Attorney General Jay Nixon must decide by Friday on weather to sign a $6.7 billion settlement put on the table by U.S. tobacco companies, or take the state through a litigation process.
Nixon is awaiting feedback from the Gov. Mel Carnahan, the public health community and final review from his trial lawyers before he makes his decision, said spokesperson Mary Still.
Still said the attorney general expects to make a decision some time today or Friday morning.
"We are continuing to meet with legislative leaders and trial leaders to see if their is the ability to get more money," Still said. "Everybody is impressed with the money and say it is a serious offer worthy of consideration."
If Nixon doesn't sign the agreement by noon Friday, Missouri will join other states that choose not to sign the agreement in a court battle against the tobacco companies. A certain number of states would have to sign onto the agreement for it to go through, said Scott Williams spokesman for the tobacco companies.
"The industry has said a sufficient number, but a hasn't put a specific number on the table," Williams said. He said the tobacco companies would disclose the number on Monday.
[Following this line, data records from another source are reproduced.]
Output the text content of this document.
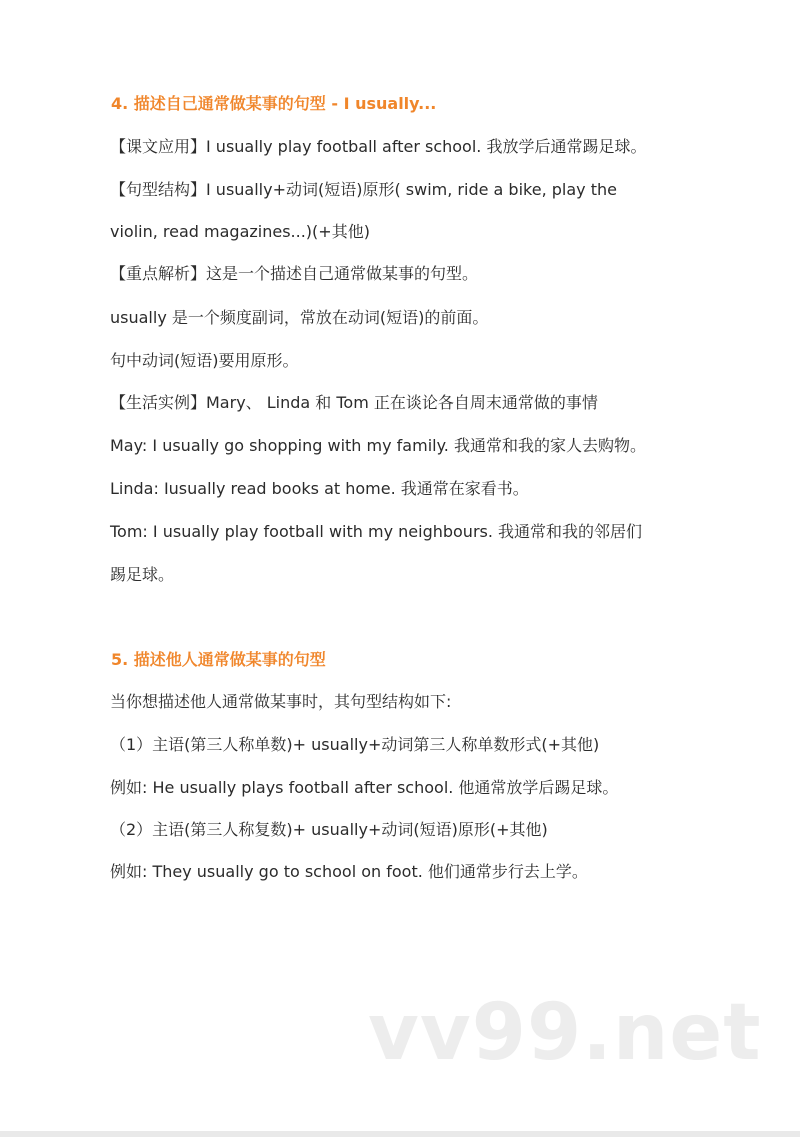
4. 描述自己通常做某事的句型 - I usually...
【课文应用】I usually play football after school. 我放学后通常踢足球。
【句型结构】I usually+动词(短语)原形( swim, ride a bike, play the
violin, read magazines...)(+其他)
【重点解析】这是一个描述自己通常做某事的句型。
usually 是一个频度副词，常放在动词(短语)的前面。
句中动词(短语)要用原形。
【生活实例】Mary、 Linda 和 Tom 正在谈论各自周末通常做的事情
May: I usually go shopping with my family. 我通常和我的家人去购物。
Linda: Iusually read books at home. 我通常在家看书。
Tom: I usually play football with my neighbours. 我通常和我的邻居们
踢足球。
5. 描述他人通常做某事的句型
当你想描述他人通常做某事时，其句型结构如下:
（1）主语(第三人称单数)+ usually+动词第三人称单数形式(+其他)
例如: He usually plays football after school. 他通常放学后踢足球。
（2）主语(第三人称复数)+ usually+动词(短语)原形(+其他)
例如: They usually go to school on foot. 他们通常步行去上学。
vv99.net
As of Wednesday, the National Association of Attorney Generals, said a count of how many states had signed onto the agreement had not been determined and said that a number would probably not be available until Friday.
CNN has been trying to keep an update number of states that have signed the agreement on its web site. As of Wednesday afternoon, it reported 15 states have signed the settlement.
Carnahan met with Nixon to discuss the provisions of the deal on Tuesday.
"We are reviewing the agreement and have not made any pronouncements," said Carnahan spokesperson Chris Sifford. "The obvious one plus is the $6 billion it would bring a lot of money to the Missouri tax payers."
Sifford said as he sees it, their is no reason not to accept the settlement, but said that doesn't mean there aren't any. The settlement has been handed over to the governor's chief council to be reviewed and a decision from the governor's office is expected sometime tomorrow afternoon.
While Nixon was meeting with the governor, members of the attorney general's office met with the various public health agencies in Columbia on Tuesday to discuss the settlement. Some of the bright spots to the agreement Still said are the offer by the tobacco companies to get rid of cartoons in their advertisements, ban billboards and other outdoor advertising and the offer to no longer sell or distribute apparel or merchandise containing brand-name logos.
"If we went to court, these things would be ruled unconstitutional by a judge, because it would be a violation of first amendment rights," Still said. "These are things that you can only get out of a settlement, because the tobacco companies are willing to agree to them."
She said the public health community will weigh the current provisions against provisions that are not offered in the settlement, like FDA regulation over the tobacco companies, before giving its final input into the settlement, which is expected sometime today. The provision calling for FDA regulation was in the tobacco settlement rejected by congress in June of 1997. Nixon favored the last plan which was a $5 billion settlement.
"Financially, this is a better settlement," Still said. "But the last one was a stronger deal."
According to the current settlement, Missouri stands to gain a $6.7 billion share of the $206 billion agreement over the next 25 years.
"Their is not indication of any success in congress," Still said of getting a better deal. She said the settlement is an opportunity for the states to get many of the things they are looking for out of court.
The Missouri Republican Party issued a statement on Tuesday urging the Attorney General to take the settlement. Party Executive Director John Hancock said he did not understand why Nixon was waiting on this settlement when he was in favor of accepting the $5 billion plan rejected by congress 18 months ago.
Hancock accused Nixon of holding back in order to get more money for his trial lawyers, because Missouri's contract with the private lawyers hired for this case changes after January 3, 1999. A settlement reached before that date results in a straight payment to the lawyers by the tobacco companies of $250 per hour. A settlement reached after that date, however would give the lawyers a percentage of the agreed amount, Hancock said.
Still said the Nixon wants to be completely sure of the deal before he signs it. She went on to say that it was because of Republicans that the last deal fell through.
"John Ascroft issued a statement saying that Missouri should accept the agreement because it is good for the kids, but the last deal was better for the kids and he rejected that," Still said. Both Ascroft and Bond voted against the previous settlement.